Helmsley Not Flattered in Courtroom Testimony
The portrait of Leona Helmsley emerging in a Manhattan courtroom bears little resemblance to the smiling queen whose finicky attention to detail is trumpeted in slick magazine ads for her Helmsley Palace hotel.
Sure, both Leonas would demand the best. But the queen would pay for it, and the queen’s English would be a bit more majestic.
“You (expletive), you’re not my partner; you don’t tell me how to spend my money,” Helmsley once said, according to a former underling who was a prosecution witness at her federal trial on extortion and tax fraud charges.

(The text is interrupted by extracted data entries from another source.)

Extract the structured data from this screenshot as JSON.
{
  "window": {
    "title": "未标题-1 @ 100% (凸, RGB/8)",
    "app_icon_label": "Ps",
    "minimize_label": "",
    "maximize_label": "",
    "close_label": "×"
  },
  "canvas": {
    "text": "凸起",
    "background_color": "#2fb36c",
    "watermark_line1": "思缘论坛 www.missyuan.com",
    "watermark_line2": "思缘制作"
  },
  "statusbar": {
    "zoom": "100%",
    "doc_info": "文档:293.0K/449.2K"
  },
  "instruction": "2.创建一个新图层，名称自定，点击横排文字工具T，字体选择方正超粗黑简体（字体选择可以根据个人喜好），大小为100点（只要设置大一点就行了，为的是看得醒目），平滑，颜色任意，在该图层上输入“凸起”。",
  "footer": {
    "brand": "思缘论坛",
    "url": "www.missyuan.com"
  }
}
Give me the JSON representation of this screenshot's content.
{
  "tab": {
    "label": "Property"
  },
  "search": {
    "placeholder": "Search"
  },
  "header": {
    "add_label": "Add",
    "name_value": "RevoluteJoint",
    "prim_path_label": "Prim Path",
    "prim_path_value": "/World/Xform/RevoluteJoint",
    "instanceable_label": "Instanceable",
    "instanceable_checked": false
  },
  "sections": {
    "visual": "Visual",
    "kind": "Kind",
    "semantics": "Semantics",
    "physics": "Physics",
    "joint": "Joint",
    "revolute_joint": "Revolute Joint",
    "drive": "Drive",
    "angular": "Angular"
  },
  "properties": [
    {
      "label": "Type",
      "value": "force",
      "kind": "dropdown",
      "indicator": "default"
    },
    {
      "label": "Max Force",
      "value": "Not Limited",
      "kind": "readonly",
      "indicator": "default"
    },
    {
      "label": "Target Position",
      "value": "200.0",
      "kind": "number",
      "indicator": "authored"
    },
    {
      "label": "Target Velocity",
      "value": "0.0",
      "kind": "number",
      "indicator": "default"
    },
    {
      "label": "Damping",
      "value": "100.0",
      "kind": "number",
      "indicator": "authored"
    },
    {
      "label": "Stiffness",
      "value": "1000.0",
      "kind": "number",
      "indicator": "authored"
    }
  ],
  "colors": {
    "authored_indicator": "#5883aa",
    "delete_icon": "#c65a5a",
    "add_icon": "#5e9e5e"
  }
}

The witness, former Helmsley executive Jeremiah McCarthy, testified that Helmsley screamed at him when he refused to sign a phony voucher that billed work performed at her mansion to the Helmsley business.
Accused in Payoffs
Helmsley and two former employees allegedly engaged in a false-invoice scheme and used company money to pay for $4 million in work on the Helmsleys’ 28-room estate in Greenwich, Conn. She is also accused of taking payoffs from Helmsley suppliers, sometimes in cash-plump envelopes.
Her 80-year-old husband, Harry, was severed from the case because of a loss of memory caused by a series of slight strokes.
Thus far, the jury has heard only the prosecution case. The trial, in its third week, is expected to last two more months, and there is no indication of whether Helmsley will take the stand.
She would have a lot to rebut. Each day, observers have been regaled by stories starring the 69-year-old queen of a $5-billion real estate empire.
Helmsley, never the people’s choice in a town where rents have skyrocketed, has become the people’s pariah. Everette Dennis, head of the Gannett Center for Media Studies, said Helmsley has become a person of “singular unpopularity in New York.”
Impeccably dressed and coiffed, she sits in the courtroom, generally stoical but sometimes laughing, shaking her head or crying, as witness after witness describes her as an overbearing, abusive, capricious employer.
There has been so much negative testimony regarding Helmsley’s personality that U.S. District Court Judge John Walker has called for a moratorium. “I think this case would move much more quickly if we concentrated on the evidence rather than the personality issue,” he said.
But the jury had already gotten an earful:
McCarthy testified that Helmsley once refused to pay a $13,000 bill to a contractor who had built a barbecue pit. McCarthy pleaded the contractor’s case--the man had six kids, he said.
“Why didn’t he keep his pants on? He wouldn’t have so many problems,” Helmsley said, according to the testimony.
Elizabeth Baum, a former housekeeper at the mansion, recalled remarking to Helmsley that the Helmsleys must pay a lot of taxes. She recalled Helmsley’s response: “We don’t pay taxes, only the little people pay taxes.”
Helmsley told Steven Chang, a Helmsley engineer, to duplicate at the estate an underground sound system she had seen at Disney World. Chang said she charged the $57,000 cost to the business, and then fired him because the hidden speakers were not hidden enough and they once went on at 4:30 a.m.
Her lawyer, Gerald A. Feffer, has done little to challenge the unpleasant portrait of his client, except to point out that the Helmsleys did pay $58 million in taxes from 1983 to 1985.
In fact, Feffer has gone out of his way to underscore Helmsley’s churlishness. In his opening statement, Feffer referred to her as a “tough bitch” who was “abrasive” and “demanding” because of the pressures applied to a woman who fought to make it in a man’s world.
“In the United States we don’t put people in jail for being unpopular,” Feffer told the jury.